GREFFIER : Nadine BERLY
COMPOSITION DE LA COUR LORS DU DÉLIBÉRÉ
Marie LE BRAS
: PRÉSIDENT DE CHAMBRE
Patrick SENDRAL
: CONSEILLER
Clotilde VANHOVE
: CONSEILLER
ARRÊT : Réputé contradictoire
prononcé par sa mise à disposition au greffe le 28 Février 2025,
les parties présentes en ayant été préalablement avisées dans les conditions prévues à l’article 450 du code de procédure civile, signé par Marie LE BRAS, Président et par Serge LAWECKI, greffier auquel la minute de la décision a été remise par le magistrat signataire.
ORDONNANCE DE CLÔTURE : rendue le 07 Janvier 2025
FAITS ET PROCEDURE
Selon contrat à durée déterminée (CDD) d’une année à partir du 14 octobre 2020 Mme [S] a été embauchée en qualité de vendeuse pour son magasin de [Localité 7] par la société MISS OHANA. Elle a saisi le conseil de prud’hommes d’Avesnes-sur-Helpe le 19 janvier 2022 de demandes salariales et indemnitaires au titre de la requalification de son CDD en CDI. La société MISS OHANA a été placée en liquidation judiciaire le 6 novembre 2023 sous mandat de M.[Y].
Par jugement du 24 novembre 2023, les premiers juges ont statué ainsi:
— REQUALIFIE le contrat à durée déterminée en contrat à durée indéterminée et condamne la société MISS OHANA à verser à Mme [S] une indemnité de 1606,18 ' nets
— CONDAMNE la SARL MISS OHANA à payer à Mme [S] une indemnité de 200 ' sur le fondement de l’article 700 du code de procédure civile
— DEBOUTE Mme [S] du surplus de ses demandes.
Mme [S] a relevé appel de ce jugement. Par conclusions du 17/1/2024 elle demande à la cour de :
— fixer au passif de la procédure collective les sommes suivantes :
1097 ' brut à titre de rappel d’heures supplémentaires outre les congés payés
148 ' brut à titre de rappel de salaire des 1ers et 2 juillet 2021, outre les congés payés
9637 ' net à titre de dommages-intérêts pour travail dissimulé
10 000 euros de dommages-intérêts pour discrimination liée à la grossesse
1606 ' bruts à titre d’indemnité compensatrice de préavis, outre les congés payés
433 ' nets à titre d’indemnité légale de licenciement
9 637 ' nets à titre de dommages et intérêts pour licenciement nul
1500 ' sur le fondement de l’article 700 du code de procédure civile
— ordonner à la société MISS OHANA de lui remettre sa fiche de paie du mois d’avril 2021 sous astreinte de 50 ' par jour de retard à compter du jugement à intervenir
— confirmer le jugement pour le surplus
— dire la décision à intervenir opposable à Maître [Y] ès qualité et au CGEA de [Localité 6]
Régulièrement assignés en cause d’appel ni le liquidateur ni l’AGS CGEA n’ont constitué avocat.
MOTIFS
LES DEMANDES AU TITRE DE L’EXÉCUTION DU CONTRAT DE TRAVAIL
Sur l’indemnité de requalification
Il n’est pas formé appel incident ni principal des dispositions afférentes mais pour une bonne administration de la justice l’indemnité de requalification allouée par le premier juge sera fixée au passif de la procédure collective.
Sur la demande de paiement des salaires des 1 et 2 juillet 2021
Les moyens invoqués par l’appelante ne font que réitérer sous une forme nouvelle, mais sans justification complémentaire utile, ceux dont le premier juge a connu et auxquels il a répondu par des motifs pertinents que la cour adopte sans qu’il soit nécessaire de suivre les parties dans le détail de leur argumentation.
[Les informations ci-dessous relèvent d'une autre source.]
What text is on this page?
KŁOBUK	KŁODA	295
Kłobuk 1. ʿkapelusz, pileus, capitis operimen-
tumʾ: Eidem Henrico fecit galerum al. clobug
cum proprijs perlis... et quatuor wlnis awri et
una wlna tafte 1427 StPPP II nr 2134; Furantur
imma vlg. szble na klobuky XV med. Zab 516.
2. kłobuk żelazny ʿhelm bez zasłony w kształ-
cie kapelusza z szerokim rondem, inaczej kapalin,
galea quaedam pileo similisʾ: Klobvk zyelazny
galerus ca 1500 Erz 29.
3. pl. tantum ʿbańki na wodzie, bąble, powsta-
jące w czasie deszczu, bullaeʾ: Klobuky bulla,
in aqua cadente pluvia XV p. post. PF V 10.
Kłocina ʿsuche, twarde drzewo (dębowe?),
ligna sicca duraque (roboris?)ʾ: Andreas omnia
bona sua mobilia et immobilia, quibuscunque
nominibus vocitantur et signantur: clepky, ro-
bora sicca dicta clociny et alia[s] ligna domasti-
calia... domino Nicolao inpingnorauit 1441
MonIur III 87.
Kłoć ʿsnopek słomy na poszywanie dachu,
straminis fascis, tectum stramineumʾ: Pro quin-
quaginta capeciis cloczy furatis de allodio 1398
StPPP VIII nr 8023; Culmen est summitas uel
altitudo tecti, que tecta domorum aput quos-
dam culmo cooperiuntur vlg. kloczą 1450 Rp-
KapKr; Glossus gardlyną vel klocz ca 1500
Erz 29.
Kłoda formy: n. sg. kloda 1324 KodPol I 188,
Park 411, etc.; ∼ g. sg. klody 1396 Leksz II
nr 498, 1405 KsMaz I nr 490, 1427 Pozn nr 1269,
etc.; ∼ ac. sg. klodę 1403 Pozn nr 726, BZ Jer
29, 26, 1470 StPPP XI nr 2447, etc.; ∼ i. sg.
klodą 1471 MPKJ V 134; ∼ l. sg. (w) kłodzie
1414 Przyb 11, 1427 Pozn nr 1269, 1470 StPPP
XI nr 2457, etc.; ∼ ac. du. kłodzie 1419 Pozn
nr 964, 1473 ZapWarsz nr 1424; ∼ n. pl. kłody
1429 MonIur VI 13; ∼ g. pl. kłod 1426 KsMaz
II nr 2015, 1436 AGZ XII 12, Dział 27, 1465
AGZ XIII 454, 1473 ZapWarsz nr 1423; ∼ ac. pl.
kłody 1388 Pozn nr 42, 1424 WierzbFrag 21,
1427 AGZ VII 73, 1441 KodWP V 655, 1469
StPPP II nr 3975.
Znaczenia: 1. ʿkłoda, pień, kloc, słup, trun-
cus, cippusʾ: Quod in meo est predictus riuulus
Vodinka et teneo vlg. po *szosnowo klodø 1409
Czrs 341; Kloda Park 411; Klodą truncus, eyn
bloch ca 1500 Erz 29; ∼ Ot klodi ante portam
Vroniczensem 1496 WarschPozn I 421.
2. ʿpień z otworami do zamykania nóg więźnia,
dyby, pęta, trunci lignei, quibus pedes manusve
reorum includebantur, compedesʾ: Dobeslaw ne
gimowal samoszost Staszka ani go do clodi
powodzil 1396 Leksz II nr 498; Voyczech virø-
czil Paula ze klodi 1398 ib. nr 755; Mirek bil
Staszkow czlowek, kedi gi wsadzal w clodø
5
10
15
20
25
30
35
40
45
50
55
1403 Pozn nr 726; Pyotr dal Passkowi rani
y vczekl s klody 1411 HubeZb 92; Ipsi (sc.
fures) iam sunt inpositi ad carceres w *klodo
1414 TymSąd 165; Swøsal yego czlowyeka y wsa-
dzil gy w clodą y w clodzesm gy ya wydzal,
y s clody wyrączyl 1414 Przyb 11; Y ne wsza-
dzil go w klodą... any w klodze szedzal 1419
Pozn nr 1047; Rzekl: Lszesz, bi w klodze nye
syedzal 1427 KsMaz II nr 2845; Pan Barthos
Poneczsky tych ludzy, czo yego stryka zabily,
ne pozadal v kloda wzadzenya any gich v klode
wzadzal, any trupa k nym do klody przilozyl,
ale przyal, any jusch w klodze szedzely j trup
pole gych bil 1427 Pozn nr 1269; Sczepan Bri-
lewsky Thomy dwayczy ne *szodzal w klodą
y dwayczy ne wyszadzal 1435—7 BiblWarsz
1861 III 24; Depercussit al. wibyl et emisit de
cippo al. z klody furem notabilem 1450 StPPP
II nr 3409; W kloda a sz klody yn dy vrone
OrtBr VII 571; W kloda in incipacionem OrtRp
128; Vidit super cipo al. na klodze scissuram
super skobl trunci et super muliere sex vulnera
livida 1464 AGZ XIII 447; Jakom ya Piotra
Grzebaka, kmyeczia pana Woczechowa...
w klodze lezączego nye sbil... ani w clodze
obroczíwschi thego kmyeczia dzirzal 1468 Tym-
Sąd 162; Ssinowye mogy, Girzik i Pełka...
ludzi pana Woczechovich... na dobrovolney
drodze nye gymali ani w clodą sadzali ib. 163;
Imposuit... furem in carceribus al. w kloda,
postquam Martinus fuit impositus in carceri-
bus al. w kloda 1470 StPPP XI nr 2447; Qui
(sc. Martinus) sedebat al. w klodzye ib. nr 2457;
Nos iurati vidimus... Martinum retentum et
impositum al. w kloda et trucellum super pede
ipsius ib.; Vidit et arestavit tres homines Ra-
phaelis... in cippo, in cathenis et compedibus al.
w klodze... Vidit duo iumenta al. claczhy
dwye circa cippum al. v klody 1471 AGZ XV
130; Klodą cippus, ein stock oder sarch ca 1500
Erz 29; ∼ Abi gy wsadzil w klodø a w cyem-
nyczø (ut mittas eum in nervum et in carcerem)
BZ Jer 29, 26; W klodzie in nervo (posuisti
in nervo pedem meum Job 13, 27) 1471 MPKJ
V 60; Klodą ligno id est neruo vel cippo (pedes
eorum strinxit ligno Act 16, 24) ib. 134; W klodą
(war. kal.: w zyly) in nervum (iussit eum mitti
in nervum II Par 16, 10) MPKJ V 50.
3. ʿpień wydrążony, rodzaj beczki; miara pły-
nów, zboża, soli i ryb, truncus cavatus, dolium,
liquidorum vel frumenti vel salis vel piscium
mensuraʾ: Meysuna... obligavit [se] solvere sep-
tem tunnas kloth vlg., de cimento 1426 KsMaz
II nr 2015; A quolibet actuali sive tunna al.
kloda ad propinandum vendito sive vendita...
Le jugement, non utilement critiqué, sera sur ce point confirmé.
Sur les heures supplémentaires
Aux termes de l’article L 3171-2 du code du travail, lorsque tous les salariés occupés dans un service ou un atelier ne travaillent pas selon le même horaire collectif, l’employeur établit les documents nécessaires au décompte de la durée de travail, des repos compensateurs acquis et de leur prise effective, pour chacun des salariés concernés. Il résulte de ces dispositions qu’en cas de litige relatif à l’existence ou au nombre d’heures de travail accomplies il appartient au salarié de présenter, à l’appui de sa demande, des éléments suffisamment précis quant aux heures non rémunérées prétendument accomplies afin de permettre à l’employeur, qui assure le contrôle des heures de travail effectuées, d’y répondre en produisant ses propres éléments.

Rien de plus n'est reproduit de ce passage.